Pre-draft measurables
| Height | Weight | Arm length | Hand span | Wingspan | 40-yard dash | 10-yard split | 20-yard split | 20-yard shuttle | Three-cone drill | Vertical jump | Broad jump | Bench press |
| 6 ft 2 in (1.88 m) | 234 lb (106 kg) | 31 in (0.79 m) | 9 in (0.23 m) | 6 ft 5+5⁄8 in (1.97 m) | 4.87 s | 1.71 s | 2.77 s | 4.50 s | 7.44 s | 36.0 in (0.91 m) | 9 ft 9 in (2.97 m) | 21 reps |
All values from NFL Combine/Pro Day

===Seattle Seahawks===
Woodard signed with the Seattle Seahawks as an undrafted free agent on May 2, 2025. He was waived four days later.

===Houston Texans===
On May 7, 2025, Woodard was claimed off waivers by the Houston Texans.
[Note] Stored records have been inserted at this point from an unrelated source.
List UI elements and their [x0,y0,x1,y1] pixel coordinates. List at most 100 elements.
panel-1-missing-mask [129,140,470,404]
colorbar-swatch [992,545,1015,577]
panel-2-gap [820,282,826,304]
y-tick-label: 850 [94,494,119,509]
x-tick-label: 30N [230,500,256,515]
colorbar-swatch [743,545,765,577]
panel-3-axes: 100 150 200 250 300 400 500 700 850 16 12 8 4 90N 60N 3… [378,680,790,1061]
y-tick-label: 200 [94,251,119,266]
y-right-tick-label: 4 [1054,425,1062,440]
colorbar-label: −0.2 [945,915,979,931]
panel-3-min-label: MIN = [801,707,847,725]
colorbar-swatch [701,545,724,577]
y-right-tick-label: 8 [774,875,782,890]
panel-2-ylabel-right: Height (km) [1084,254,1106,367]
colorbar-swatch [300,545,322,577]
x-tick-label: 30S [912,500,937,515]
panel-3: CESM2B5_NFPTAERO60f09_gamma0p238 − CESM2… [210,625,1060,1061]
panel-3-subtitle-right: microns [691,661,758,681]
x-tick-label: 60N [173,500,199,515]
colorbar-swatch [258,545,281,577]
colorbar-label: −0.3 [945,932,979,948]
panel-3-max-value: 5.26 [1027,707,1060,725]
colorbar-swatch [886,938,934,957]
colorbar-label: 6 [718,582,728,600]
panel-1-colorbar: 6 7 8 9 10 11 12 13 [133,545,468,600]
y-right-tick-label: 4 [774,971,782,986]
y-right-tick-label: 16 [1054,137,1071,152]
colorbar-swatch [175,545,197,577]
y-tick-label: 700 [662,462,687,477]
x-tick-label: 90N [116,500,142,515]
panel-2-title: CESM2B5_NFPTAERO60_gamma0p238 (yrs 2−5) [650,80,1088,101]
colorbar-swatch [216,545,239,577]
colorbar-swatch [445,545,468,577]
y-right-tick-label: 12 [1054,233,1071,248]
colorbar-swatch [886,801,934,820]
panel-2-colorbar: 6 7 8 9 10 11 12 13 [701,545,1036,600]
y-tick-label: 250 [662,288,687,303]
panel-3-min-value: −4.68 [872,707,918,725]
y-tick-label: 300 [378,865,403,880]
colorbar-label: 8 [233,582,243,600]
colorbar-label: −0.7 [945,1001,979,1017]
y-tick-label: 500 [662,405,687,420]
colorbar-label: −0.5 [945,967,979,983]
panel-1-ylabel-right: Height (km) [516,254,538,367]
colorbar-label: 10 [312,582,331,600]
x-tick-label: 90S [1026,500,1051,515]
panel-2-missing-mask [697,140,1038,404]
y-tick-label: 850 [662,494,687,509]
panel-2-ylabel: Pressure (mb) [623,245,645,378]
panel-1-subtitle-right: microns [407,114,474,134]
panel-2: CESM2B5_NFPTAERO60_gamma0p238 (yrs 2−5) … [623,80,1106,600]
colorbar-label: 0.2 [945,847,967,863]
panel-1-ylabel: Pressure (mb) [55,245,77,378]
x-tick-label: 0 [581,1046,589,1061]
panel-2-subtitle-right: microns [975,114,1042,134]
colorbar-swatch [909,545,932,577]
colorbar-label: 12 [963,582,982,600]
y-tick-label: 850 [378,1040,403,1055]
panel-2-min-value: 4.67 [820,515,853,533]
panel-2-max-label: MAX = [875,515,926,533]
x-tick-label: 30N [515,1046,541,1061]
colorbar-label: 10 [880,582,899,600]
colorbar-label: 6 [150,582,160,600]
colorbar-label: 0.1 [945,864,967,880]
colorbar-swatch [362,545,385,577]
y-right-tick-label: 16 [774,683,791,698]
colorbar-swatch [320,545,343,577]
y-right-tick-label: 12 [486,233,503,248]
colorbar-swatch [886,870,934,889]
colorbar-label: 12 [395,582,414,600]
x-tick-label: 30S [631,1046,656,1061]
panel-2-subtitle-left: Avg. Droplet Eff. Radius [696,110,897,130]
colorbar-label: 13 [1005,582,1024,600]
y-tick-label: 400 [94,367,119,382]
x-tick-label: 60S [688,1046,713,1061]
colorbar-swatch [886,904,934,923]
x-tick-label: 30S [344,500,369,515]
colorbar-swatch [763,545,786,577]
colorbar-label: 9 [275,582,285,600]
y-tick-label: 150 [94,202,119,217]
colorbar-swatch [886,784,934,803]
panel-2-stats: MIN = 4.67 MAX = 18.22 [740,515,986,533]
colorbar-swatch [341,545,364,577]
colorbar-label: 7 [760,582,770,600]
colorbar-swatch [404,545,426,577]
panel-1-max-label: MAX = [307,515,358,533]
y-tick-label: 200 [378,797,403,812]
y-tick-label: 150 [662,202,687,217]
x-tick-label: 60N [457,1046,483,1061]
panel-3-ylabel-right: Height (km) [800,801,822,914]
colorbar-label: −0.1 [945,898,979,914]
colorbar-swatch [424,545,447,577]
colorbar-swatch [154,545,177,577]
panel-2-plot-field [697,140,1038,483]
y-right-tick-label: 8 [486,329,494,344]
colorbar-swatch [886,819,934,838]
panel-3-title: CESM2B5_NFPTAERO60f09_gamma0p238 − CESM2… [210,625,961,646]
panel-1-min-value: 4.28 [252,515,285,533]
He was waived on August 26 as part of final roster cuts, and re-signed to the practice squad. On November 20, the Texans added Woodard to their roster as a standard gameday practice squad elevation.

===Miami Dolphins===
On December 17, 2025, Woodard was signed by the Miami Dolphins off the Texans practice squad.